Dylan Hadfield-Menell, AI2050 Early Career Fellow

Yes, certainly. I think the Belmont Report was a central step towards the ethical conduct of research. There is a general similarity in that my research relates to the ethical conduct of AI research and development. With respect to the capacity of AI systems to manipulate people, the strongest similarity has to do with the notion of informed consent [of the humans that are the users of the AI systems]. By default, an AI system will readily leverage statistics to optimize its objective. This means that, unless manipulative behavior is penalized, we should expect systems to take actions that humans would classify as manipulative. I am motivated to work on this because of the challenge that these systems pose to our values of informed consent


Just like an AI trained to play a video game might learn ways to cheat by exploiting bugs, an AI that is given the goal of producing an outcome in humans might discover ways of exerting hidden psychological pressure, manipulating people without their knowledge. Do you ever work with human subjects?
Dylan Hadfield-Menell, AI2050 Early Career Fellow

Yes. Usually, that has been in the context of human-robot interaction studies.

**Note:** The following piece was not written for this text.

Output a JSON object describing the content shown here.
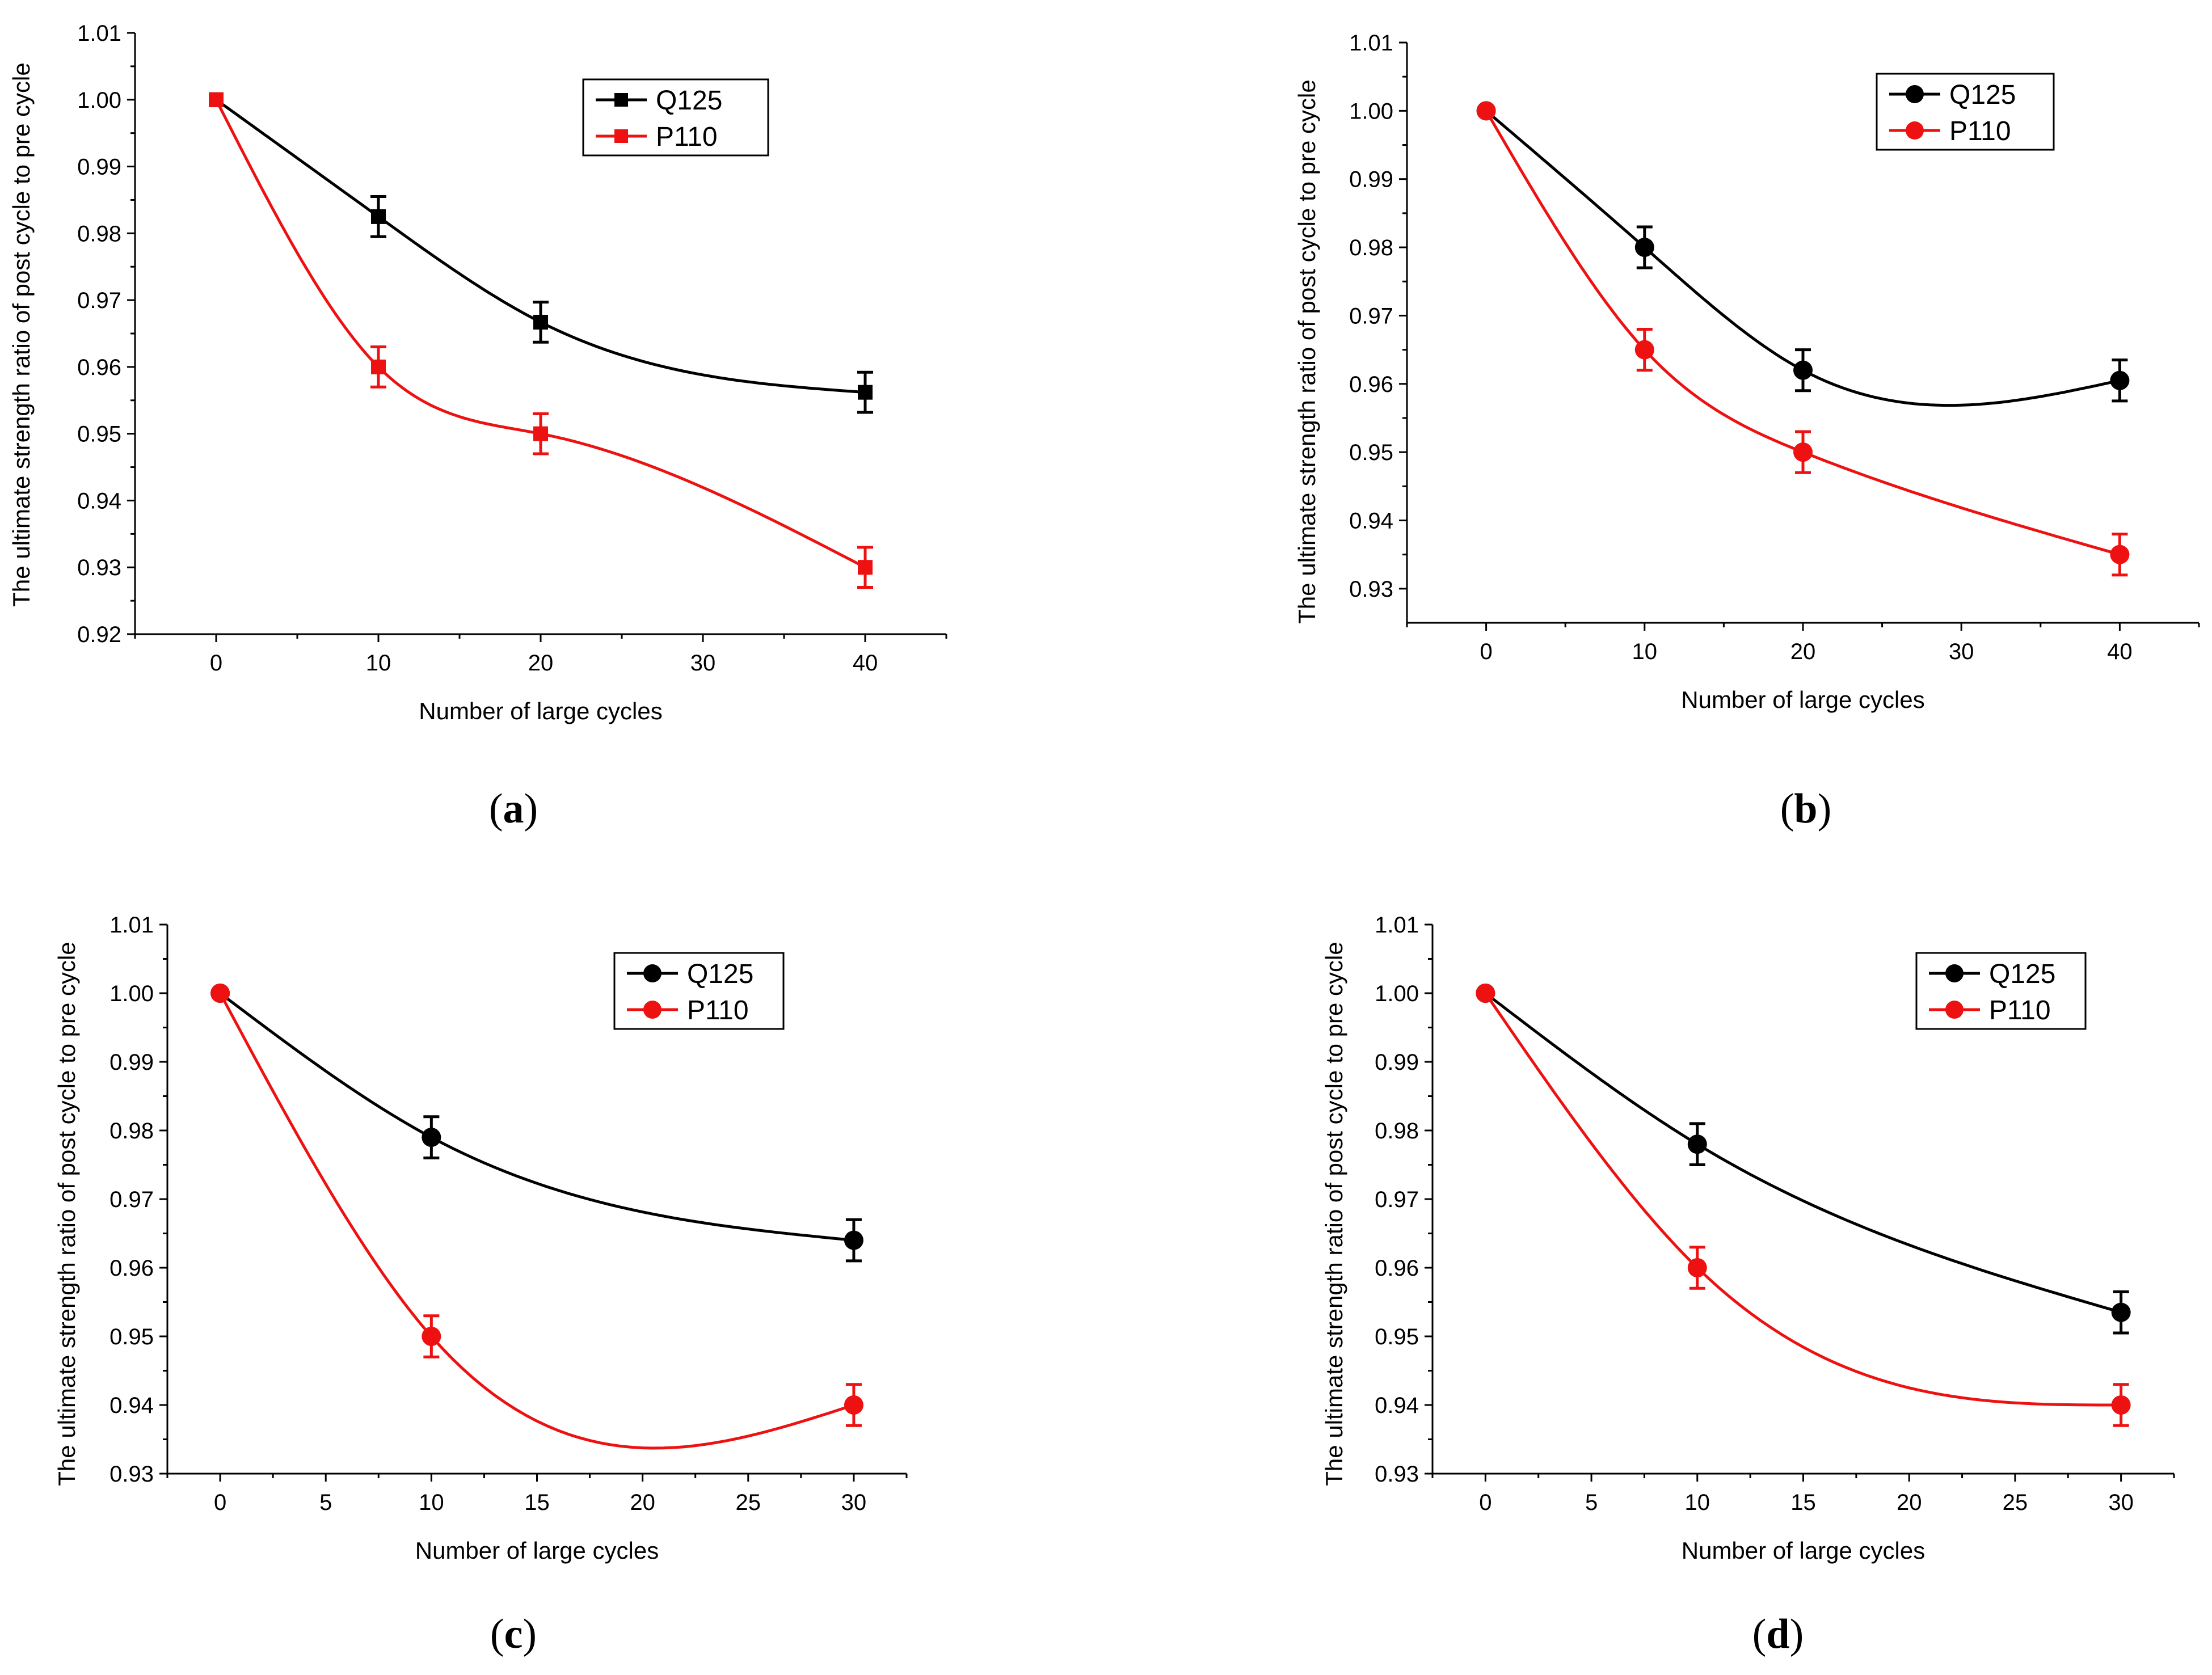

I have a few studies in preparation where we are doing work with human subjects for recommendation systems.


Do you think that we might have a future in which you need some sort of regulatory approval to do certain kinds of research on AI?
Dylan Hadfield-Menell, AI2050 Early Career Fellow

I think we will have a future where we will want to have a well-developed set of ethical standards and norms to govern research conduct with AI systems. I think that regulation can play a central role in helping shape these standards and norms but I’m also wary of overly prescriptive regulation for new technology.


There is a famous quote from I.J. Good (1965): “Let an ultraintelligent machine be defined as a machine that can far surpass all the intellectual activities of any man however clever. Since the design of machines is one of these intellectual activities, an ultraintelligent machine could design even better machines; there would then unquestionably be an 'intelligence explosion,' and the intelligence of man would be left far behind. Thus the first ultraintelligent machine is the last invention that man need ever make, provided that the machine is docile enough to tell us how to keep it under control." What is your feeling about this?
Dylan Hadfield-Menell, AI2050 Early Career Fellow

I think it is a good quote and it paints a nice picture about the promise and risks of AI systems. 

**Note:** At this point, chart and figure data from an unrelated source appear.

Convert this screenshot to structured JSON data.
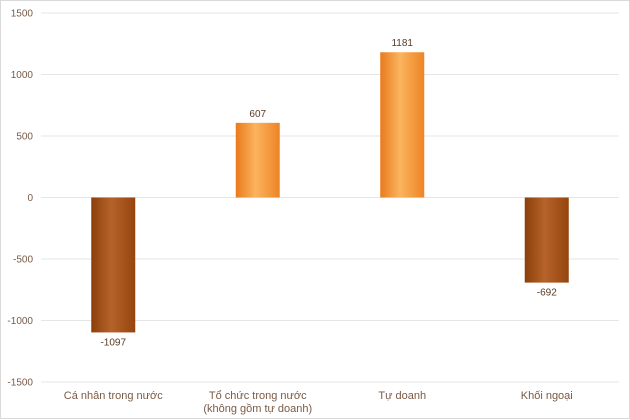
{
  "chart_data": {
    "type": "bar",
    "categories": [
      [
        "Cá nhân trong nước"
      ],
      [
        "Tổ chức trong nước",
        "(không gồm tự doanh)"
      ],
      [
        "Tự doanh"
      ],
      [
        "Khối ngoại"
      ]
    ],
    "values": [
      -1097,
      607,
      1181,
      -692
    ],
    "data_labels": [
      "-1097",
      "607",
      "1181",
      "-692"
    ],
    "ylim": [
      -1500,
      1500
    ],
    "yticks": [
      1500,
      1000,
      500,
      0,
      -500,
      -1000,
      -1500
    ],
    "ytick_labels": [
      "1500",
      "1000",
      "500",
      "0",
      "-500",
      "-1000",
      "-1500"
    ],
    "grid": true,
    "title": "",
    "xlabel": "",
    "ylabel": "",
    "colors": {
      "positive": "#f28c28",
      "positive_light": "#f9b160",
      "negative": "#9a4a10",
      "negative_light": "#b3622a",
      "grid": "#e6e6e6",
      "label": "#7a5a45"
    }
  }
}
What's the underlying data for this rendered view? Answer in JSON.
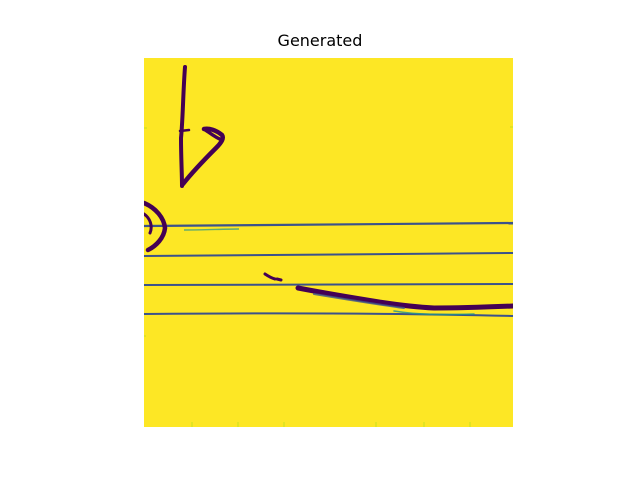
{
  "figure": {
    "title": "Generated",
    "colormap": "viridis",
    "colors": {
      "background": "#fde725",
      "ink_dark": "#440154",
      "ink_line": "#3b528b",
      "ink_faint": "#21918c",
      "ink_light": "#5ec962"
    }
  }
}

While I would not rule it out, I tend to think that the idea of an ‘intelligence explosion’, is a good deal more questionable than I.J. Good does. This is because I think that ‘intelligence’ is a complicated property with multiple competing dimensions and I’ve learned from experience to be wary of intuition in these settings.


Indeed, the way that even AI experts think an AI will go about solving a problem is rarely the same as the highly optimized approach that AIs ultimately take to solving problems. They really are alien intelligences, not merely artificial.
Dylan Hadfield-Menell, AI2050 Early Career Fellow

I do think we are developing systems that will transform the ways we interact with each other and the world and there is a positive feedback loop between these systems that creates a type of recursive improvement [when the improvement can be used to improve itself]. However, I view that as occurring in aggregate [across multiple organizations] as opposed to within a single digital entity. In summary, the [I.J. Good] quote resonates and I tend to think that it is correct in spirit but I don’t take it as literally as some people do.